There was a photo of the bedroom door. There were family photos on one side, and the door was open in the photo.
Alysha McClintock said to him, “I suggest that after you had shaken Chance with extreme force, because he just. Wouldn’t. Stop. Crying, you threw him in the direction of the table, and he hit the table. That’s what happened, isn’t it.”
He said that wasn’t correct. She said, “It’s completely untrue, isn’t it, the accident, the shaking, another accident.” He said what he said was not untrue. She said, “You threw Chance against that table, and you shook him with extreme force knowing it might kill him. A baby. Your nephew. And you did it anyway, didn’t you?” He said no.

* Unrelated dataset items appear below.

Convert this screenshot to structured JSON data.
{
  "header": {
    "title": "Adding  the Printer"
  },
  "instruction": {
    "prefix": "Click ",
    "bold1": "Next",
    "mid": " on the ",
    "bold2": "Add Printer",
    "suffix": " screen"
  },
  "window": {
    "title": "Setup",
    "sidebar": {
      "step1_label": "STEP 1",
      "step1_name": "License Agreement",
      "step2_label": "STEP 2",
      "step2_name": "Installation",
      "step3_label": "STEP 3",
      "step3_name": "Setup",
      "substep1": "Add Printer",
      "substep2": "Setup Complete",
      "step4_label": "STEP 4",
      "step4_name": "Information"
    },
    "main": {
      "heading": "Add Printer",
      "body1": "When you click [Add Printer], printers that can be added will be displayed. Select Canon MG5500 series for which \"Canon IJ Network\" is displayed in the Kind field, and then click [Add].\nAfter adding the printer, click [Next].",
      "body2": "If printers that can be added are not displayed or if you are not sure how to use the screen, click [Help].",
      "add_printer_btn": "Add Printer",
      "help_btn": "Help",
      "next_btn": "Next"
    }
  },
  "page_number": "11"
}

The possibilities of what happened that day in a house on the North Shore — yuccas and succulents by the front steps, one vase on a windowsill — were condensed as different versions on Friday when the Crown and the defence gave their closing addresses.
“In sheer rage, he either fired him to the ground and his head hit the table, or he was struck with something,” said prosecutor Alysha McClintock.
“What Boston Wilson had done is he completely and utterly lost control. He lost control of himself. He lost it with a baby.”
“He goes in. The baby just. Would. Not. Stop. Crying, and he shook the baby with significant force in a fit of rage. There is no universe you shake a baby like that.”
There was a box of tissues in front of the absent juror’s seat.
For the defence, Lorraine Smith said it simply didn’t add up, made no sense, that a man who had only ever disciplined his own children by calling for time out, and who wanted to adopt Chance as his own son, would beat and shake a baby to death because his crying got on his nerves and was interrupting the enjoyment of hunting a bison in Call of the Wild on PlayStation.
He heard the baby cough, she said. He went in and saw the baby white, lifeless, not breathing, she said. He picked him up and accidentally dropped him, she said. He shook him, she said. He ran for help and accidentally struck his head on the doorframe, she said.
“Every action he took that day was to try to save his life. The shaking was to save his life. He went in and saw the baby had gone white, and that was the triggering event. He did not want to cause harm, let alone death. But he shook the baby, and he went too far. He went too hard. He was too young, and he was under too much stress.”
Justice Gordon will sum up on Monday, and ask the 11 jurors to deliberate. Guilty, or not guilty; murder, or accident; intent to cause death, or an attempt to save life ... There are times when the name of the victim in a murder trial takes on a greater power than the name of the accused.